Speeches

Baroness Jones of Moulsecoomb – 2016 Parliamentary Question to the Home Office

The below Parliamentary question was asked by Baroness Jones of Moulsecoomb on 2016-05-25.

To ask Her Majesty’s Government, in the light of their stated intention to require both ministerial and judicial authorisation for warrants under the Investigatory Powers Bill, why they consider it necessary to include a provision limiting judicial scrutiny to judicial review principles.

Lord Ahmad of Wimbledon

The Investigatory Powers Bill creates a “double lock” for the use of the most intrusive in-vestigatory powers such that a decision to issue a warrant must be approved by a Judicial Commissioner.

As the Secretary of State for the Home Department set out last November, this system balances Parliamentary accountability with independent consideration by a judicial authority. The application of judicial review principles is a robust, yet flexible, approach that the judiciary have significant experience in applying as the framework for independent scrutiny of Executive decision making. The ‘double-lock’, including the use of judicial review principles, was considered in detail by the Joint Committee that scrutinised the draft Bill. The Committee concluded that they were satisfied with the use of judicial review principles and that they would afford the Judicial Commissioners considerable flexibility in reviewing decisions to authorise the use of investigatory powers.

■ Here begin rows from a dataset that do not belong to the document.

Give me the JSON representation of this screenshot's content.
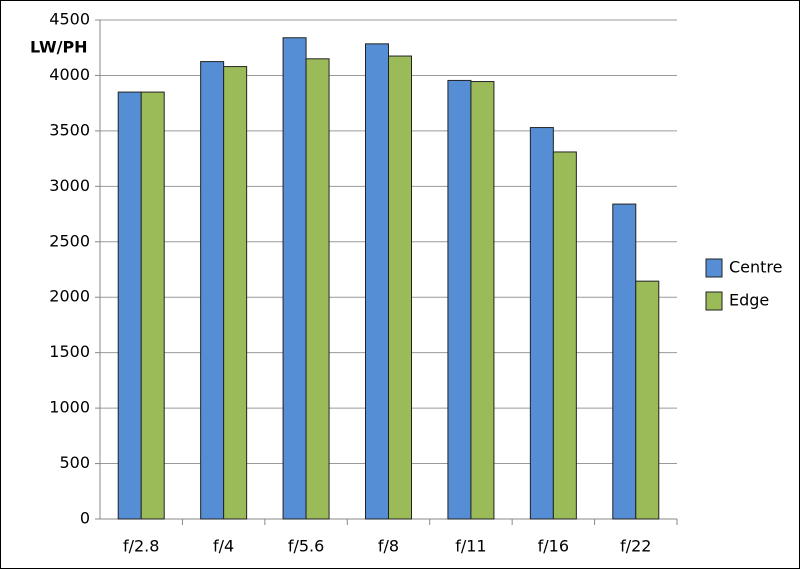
{
  "chart_data": {
    "type": "bar",
    "y_label": "LW/PH",
    "categories": [
      "f/2.8",
      "f/4",
      "f/5.6",
      "f/8",
      "f/11",
      "f/16",
      "f/22"
    ],
    "series": [
      {
        "name": "Centre",
        "color": "#558ed5",
        "values": [
          3850,
          4125,
          4340,
          4285,
          3955,
          3530,
          2840
        ]
      },
      {
        "name": "Edge",
        "color": "#9bbb59",
        "values": [
          3850,
          4080,
          4150,
          4175,
          3945,
          3310,
          2145
        ]
      }
    ],
    "ylim": [
      0,
      4500
    ],
    "yticks": [
      0,
      500,
      1000,
      1500,
      2000,
      2500,
      3000,
      3500,
      4000,
      4500
    ],
    "grid": true,
    "legend": "right"
  }
}
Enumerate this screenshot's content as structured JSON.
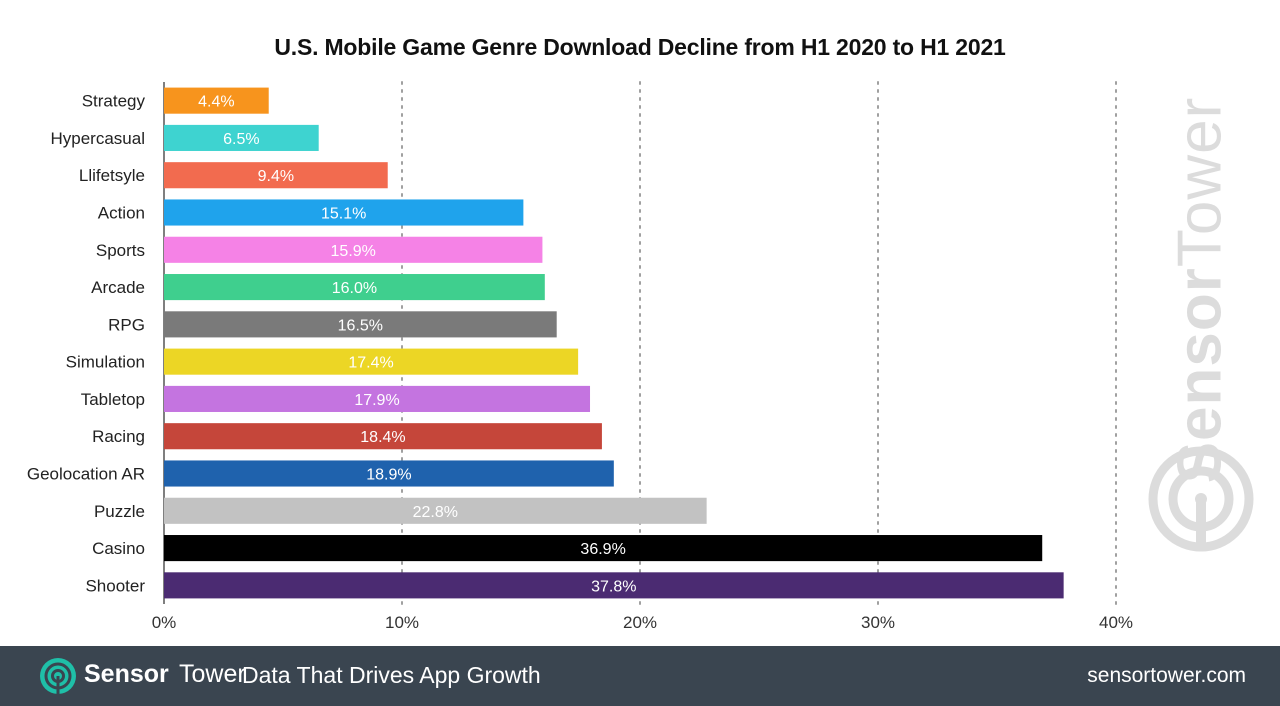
{
  "chart_data": {
    "type": "bar",
    "orientation": "horizontal",
    "title": "U.S. Mobile Game Genre Download Decline from H1 2020 to H1 2021",
    "categories": [
      "Strategy",
      "Hypercasual",
      "Llifetsyle",
      "Action",
      "Sports",
      "Arcade",
      "RPG",
      "Simulation",
      "Tabletop",
      "Racing",
      "Geolocation AR",
      "Puzzle",
      "Casino",
      "Shooter"
    ],
    "values": [
      4.4,
      6.5,
      9.4,
      15.1,
      15.9,
      16.0,
      16.5,
      17.4,
      17.9,
      18.4,
      18.9,
      22.8,
      36.9,
      37.8
    ],
    "value_labels": [
      "4.4%",
      "6.5%",
      "9.4%",
      "15.1%",
      "15.9%",
      "16.0%",
      "16.5%",
      "17.4%",
      "17.9%",
      "18.4%",
      "18.9%",
      "22.8%",
      "36.9%",
      "37.8%"
    ],
    "colors": [
      "#f7941d",
      "#3ed3d0",
      "#f26b4f",
      "#1fa3ec",
      "#f582e6",
      "#3fcf8e",
      "#7a7a7a",
      "#ecd625",
      "#c474e0",
      "#c5463a",
      "#1f62ad",
      "#c2c2c2",
      "#000000",
      "#4b2b72"
    ],
    "xlim": [
      0,
      40
    ],
    "xticks": [
      0,
      10,
      20,
      30,
      40
    ],
    "xtick_labels": [
      "0%",
      "10%",
      "20%",
      "30%",
      "40%"
    ],
    "grid": "vertical dotted",
    "xlabel": "",
    "ylabel": ""
  },
  "watermark": {
    "part1": "Sensor",
    "part2": "Tower"
  },
  "footer": {
    "brand_part1": "Sensor",
    "brand_part2": "Tower",
    "tagline": "Data That Drives App Growth",
    "website": "sensortower.com",
    "background": "#3a4550",
    "logo_color": "#1fbfa8"
  }
}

In response to concerns expressed during Commons Committee Stage, the Government tabled an amendment to the test at report. That amendment makes it clear that when carrying out their review of the decision to issue the warrant, the Judicial Commissioner must do so with a sufficient degree of care so as to ensure that the Commissioner complies with their duties under clause 5 (General duties in relation to privacy). There was strong support from across the House for this amendment.